I volti di quelle persone, rimbalzate pochi minuti fa nelle case degli italiani attraverso una delle televisioni che da ieri pomeriggio, dopo la notizia anticipata in mattinata da Ottopagine, sono accorse a Sant'Agata dei Goti per il crollo di un'ala del cimitero che ha precipitato in un profondo vallone un centinaio di bare, valgono più di mille parole.
Raccontano lo sconcerto, il dolore: sapere che un proprio caro non riposa più in pace ma è in balia della pioggia e del rischio di trascinamento dell'acqua, è una ferita al cuore. Quello che batte per sentimenti che non hanno mai fine, per il ricordo di una persona amata fino all'ultimo alito di vita, che crea quella che Ugo Foscolo ha definito una “corrispondenza di amorosi sensi” tra il defunto ed un familiare, un amico.
La tomba come approdo della necessità di riflettere sull'esistenza: luogo di confessioni a bassa voce, che danno la possibilità di un rapporto a distanza animato e supportato dalla fede.
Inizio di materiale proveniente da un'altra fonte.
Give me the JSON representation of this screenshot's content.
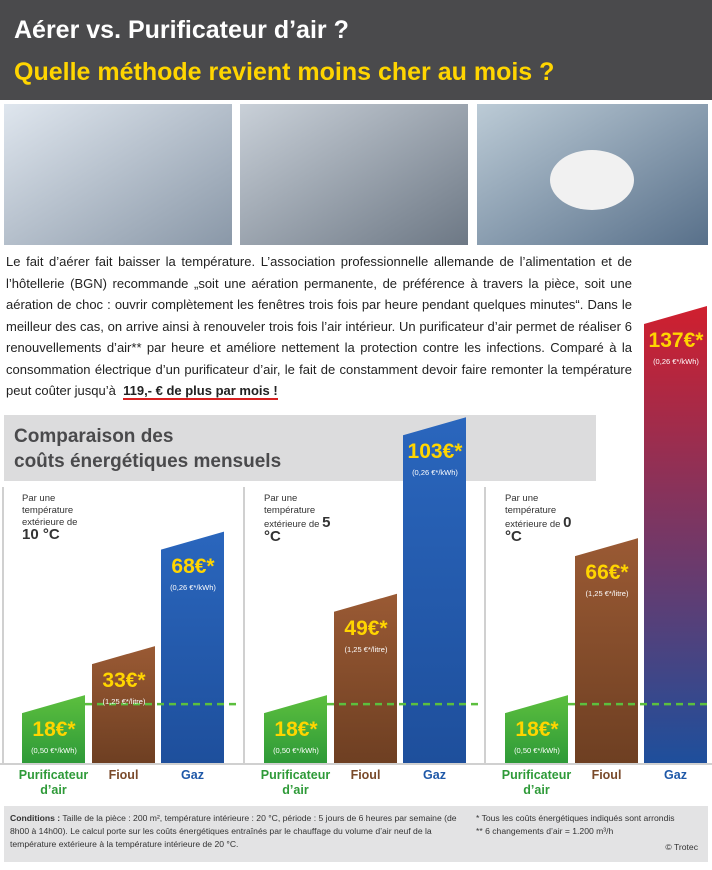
{
  "header": {
    "title": "Aérer vs. Purificateur d’air ?",
    "subtitle": "Quelle méthode revient moins cher au mois ?"
  },
  "intro": {
    "text": "Le fait d’aérer fait baisser la température. L’association professionnelle allemande de l’alimentation et de l’hôtellerie (BGN) recommande „soit une aération permanente, de préférence à travers la pièce, soit une aération de choc : ouvrir complètement les fenêtres trois fois par heure pendant quelques minutes“. Dans le meilleur des cas, on arrive ainsi à renouveler trois fois l’air intérieur. Un purificateur d’air permet de réaliser 6 renouvellements d’air** par heure et améliore nettement la protection contre les infections. Comparé à la consommation électrique d’un purificateur d’air, le fait de constamment devoir faire remonter la température peut coûter jusqu’à",
    "highlight": "119,- € de plus par mois !"
  },
  "section_title": {
    "line1": "Comparaison des",
    "line2": "coûts énergétiques mensuels"
  },
  "chart_data": [
    {
      "type": "bar",
      "condition": "Par une température extérieure de",
      "temperature": "10 °C",
      "categories": [
        "Purificateur d’air",
        "Fioul",
        "Gaz"
      ],
      "values": [
        18,
        33,
        68
      ],
      "value_labels": [
        "18€*",
        "33€*",
        "68€*"
      ],
      "rates": [
        "(0,50 €*/kWh)",
        "(1,25 €*/litre)",
        "(0,26 €*/kWh)"
      ],
      "colors": [
        [
          "#5cbf3e",
          "#2e9a38"
        ],
        [
          "#9a5a34",
          "#6e3f22"
        ],
        [
          "#2a66bd",
          "#1e4f9c"
        ]
      ]
    },
    {
      "type": "bar",
      "condition": "Par une température extérieure de",
      "temperature": "5 °C",
      "categories": [
        "Purificateur d’air",
        "Fioul",
        "Gaz"
      ],
      "values": [
        18,
        49,
        103
      ],
      "value_labels": [
        "18€*",
        "49€*",
        "103€*"
      ],
      "rates": [
        "(0,50 €*/kWh)",
        "(1,25 €*/litre)",
        "(0,26 €*/kWh)"
      ],
      "colors": [
        [
          "#5cbf3e",
          "#2e9a38"
        ],
        [
          "#9a5a34",
          "#6e3f22"
        ],
        [
          "#2a66bd",
          "#1e4f9c"
        ]
      ]
    },
    {
      "type": "bar",
      "condition": "Par une température extérieure de",
      "temperature": "0 °C",
      "categories": [
        "Purificateur d’air",
        "Fioul",
        "Gaz"
      ],
      "values": [
        18,
        66,
        137
      ],
      "value_labels": [
        "18€*",
        "66€*",
        "137€*"
      ],
      "rates": [
        "(0,50 €*/kWh)",
        "(1,25 €*/litre)",
        "(0,26 €*/kWh)"
      ],
      "colors": [
        [
          "#5cbf3e",
          "#2e9a38"
        ],
        [
          "#9a5a34",
          "#6e3f22"
        ],
        [
          "#d01f2e",
          "#1e4f9c"
        ]
      ]
    }
  ],
  "footer": {
    "conditions_label": "Conditions :",
    "conditions": "Taille de la pièce : 200 m², température intérieure : 20 °C, période : 5 jours de 6 heures par semaine (de 8h00 à 14h00). Le calcul porte sur les coûts énergétiques entraînés par le chauffage du volume d’air neuf de la température extérieure à la température intérieure de 20 °C.",
    "notes": [
      "* Tous les coûts énergétiques indiqués sont arrondis",
      "** 6 changements d’air = 1.200 m³/h"
    ],
    "copyright": "© Trotec"
  }
}
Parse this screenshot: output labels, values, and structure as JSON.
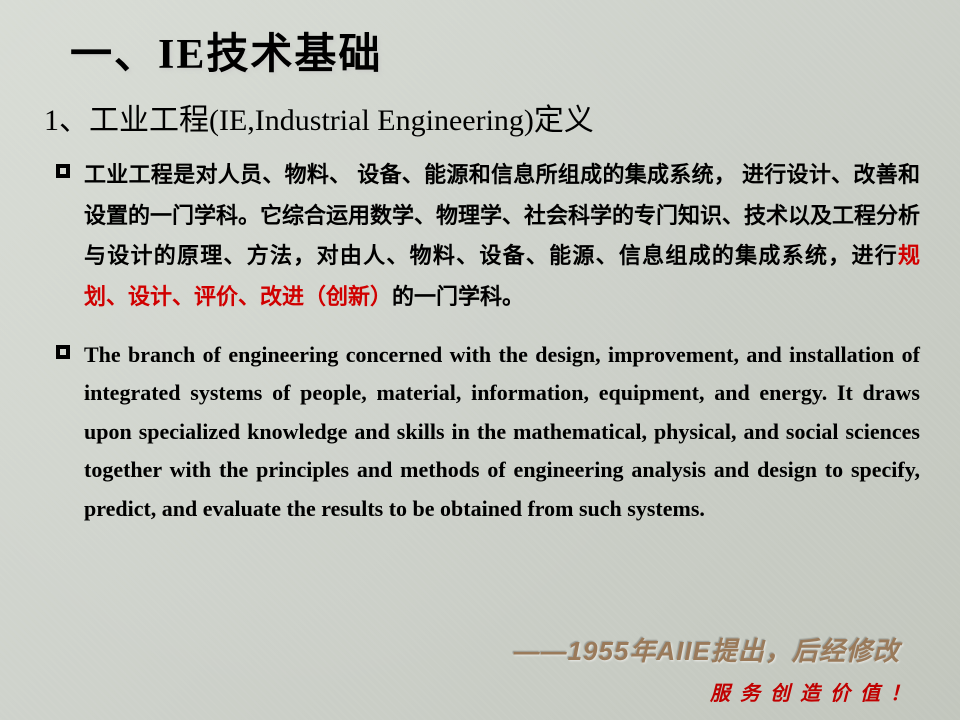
{
  "title": "一、IE技术基础",
  "subtitle": {
    "prefix": "1、工业工程",
    "en": "(IE,Industrial Engineering)",
    "suffix": "定义"
  },
  "paragraph1": {
    "part1": "工业工程是对人员、物料、 设备、能源和信息所组成的集成系统， 进行设计、改善和设置的一门学科。它综合运用数学、物理学、社会科学的专门知识、技术以及工程分析与设计的原理、方法，对由人、物料、设备、能源、信息组成的集成系统，进行",
    "highlight": "规划、设计、评价、改进（创新）",
    "part2": "的一门学科。"
  },
  "paragraph2": "The branch of engineering concerned with the design, improvement, and installation of integrated systems of people, material, information, equipment, and energy. It draws upon specialized knowledge and skills in the mathematical, physical, and social sciences together with the principles and methods of engineering analysis and design to specify, predict, and evaluate the results to be obtained from such systems.",
  "attribution": "——1955年AIIE提出，后经修改",
  "footer": "服务创造价值！",
  "colors": {
    "highlight": "#d00000",
    "attribution": "#9a7a5a",
    "footer": "#c00000",
    "text": "#000000"
  }
}
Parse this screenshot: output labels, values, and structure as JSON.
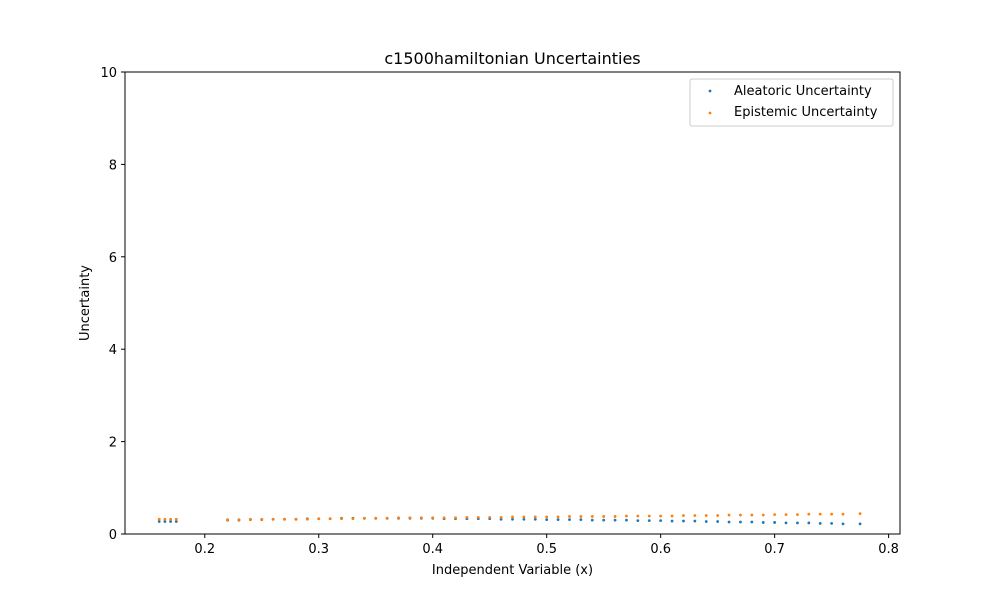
{
  "chart_data": {
    "type": "scatter",
    "title": "c1500hamiltonian Uncertainties",
    "xlabel": "Independent Variable (x)",
    "ylabel": "Uncertainty",
    "xlim": [
      0.13,
      0.81
    ],
    "ylim": [
      0,
      10
    ],
    "xticks": [
      0.2,
      0.3,
      0.4,
      0.5,
      0.6,
      0.7,
      0.8
    ],
    "xtick_labels": [
      "0.2",
      "0.3",
      "0.4",
      "0.5",
      "0.6",
      "0.7",
      "0.8"
    ],
    "yticks": [
      0,
      2,
      4,
      6,
      8,
      10
    ],
    "ytick_labels": [
      "0",
      "2",
      "4",
      "6",
      "8",
      "10"
    ],
    "grid": false,
    "legend_position": "top-right",
    "series": [
      {
        "name": "Aleatoric Uncertainty",
        "color": "#1f77b4",
        "x": [
          0.16,
          0.165,
          0.17,
          0.175,
          0.22,
          0.23,
          0.24,
          0.25,
          0.26,
          0.27,
          0.28,
          0.29,
          0.3,
          0.31,
          0.32,
          0.33,
          0.34,
          0.35,
          0.36,
          0.37,
          0.38,
          0.39,
          0.4,
          0.41,
          0.42,
          0.43,
          0.44,
          0.45,
          0.46,
          0.47,
          0.48,
          0.49,
          0.5,
          0.51,
          0.52,
          0.53,
          0.54,
          0.55,
          0.56,
          0.57,
          0.58,
          0.59,
          0.6,
          0.61,
          0.62,
          0.63,
          0.64,
          0.65,
          0.66,
          0.67,
          0.68,
          0.69,
          0.7,
          0.71,
          0.72,
          0.73,
          0.74,
          0.75,
          0.76,
          0.775
        ],
        "y": [
          0.27,
          0.27,
          0.27,
          0.27,
          0.3,
          0.3,
          0.31,
          0.31,
          0.32,
          0.32,
          0.32,
          0.33,
          0.33,
          0.33,
          0.34,
          0.34,
          0.34,
          0.34,
          0.34,
          0.34,
          0.34,
          0.34,
          0.34,
          0.33,
          0.33,
          0.33,
          0.33,
          0.33,
          0.32,
          0.32,
          0.32,
          0.32,
          0.31,
          0.31,
          0.31,
          0.31,
          0.3,
          0.3,
          0.3,
          0.3,
          0.29,
          0.29,
          0.29,
          0.28,
          0.28,
          0.28,
          0.27,
          0.27,
          0.26,
          0.26,
          0.26,
          0.25,
          0.25,
          0.24,
          0.24,
          0.24,
          0.23,
          0.23,
          0.22,
          0.22
        ]
      },
      {
        "name": "Epistemic Uncertainty",
        "color": "#ff7f0e",
        "x": [
          0.16,
          0.165,
          0.17,
          0.175,
          0.22,
          0.23,
          0.24,
          0.25,
          0.26,
          0.27,
          0.28,
          0.29,
          0.3,
          0.31,
          0.32,
          0.33,
          0.34,
          0.35,
          0.36,
          0.37,
          0.38,
          0.39,
          0.4,
          0.41,
          0.42,
          0.43,
          0.44,
          0.45,
          0.46,
          0.47,
          0.48,
          0.49,
          0.5,
          0.51,
          0.52,
          0.53,
          0.54,
          0.55,
          0.56,
          0.57,
          0.58,
          0.59,
          0.6,
          0.61,
          0.62,
          0.63,
          0.64,
          0.65,
          0.66,
          0.67,
          0.68,
          0.69,
          0.7,
          0.71,
          0.72,
          0.73,
          0.74,
          0.75,
          0.76,
          0.775
        ],
        "y": [
          0.32,
          0.32,
          0.32,
          0.32,
          0.31,
          0.31,
          0.32,
          0.32,
          0.32,
          0.32,
          0.32,
          0.32,
          0.33,
          0.33,
          0.33,
          0.33,
          0.34,
          0.34,
          0.34,
          0.35,
          0.35,
          0.35,
          0.35,
          0.35,
          0.35,
          0.36,
          0.36,
          0.36,
          0.36,
          0.37,
          0.37,
          0.37,
          0.37,
          0.37,
          0.38,
          0.38,
          0.38,
          0.38,
          0.38,
          0.39,
          0.39,
          0.39,
          0.39,
          0.39,
          0.4,
          0.4,
          0.4,
          0.4,
          0.41,
          0.41,
          0.41,
          0.41,
          0.42,
          0.42,
          0.42,
          0.43,
          0.43,
          0.43,
          0.43,
          0.44
        ]
      }
    ]
  }
}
Le indagini stabiliranno l'esistenza di presunte responsabilità, le scuse del sindaco e dell'amministrazione, anche se importanti, sembrano valere poco.
Rimandano ad una attenzione e ad un rispetto che sarebbe stato fondamentale praticare a tempo debito. Il tempo è scaduto, la scena è impressionante. Non vorremmo essere, neanche per un attimo, tra quanti a Sant'Agata stanno soffrendo. Stringono tra le mani le foto incorniciate che hanno recuperato, pregano perchè il meteo sia clemente. Mentre la rabbia e l'indignazione salgono: come non capirli.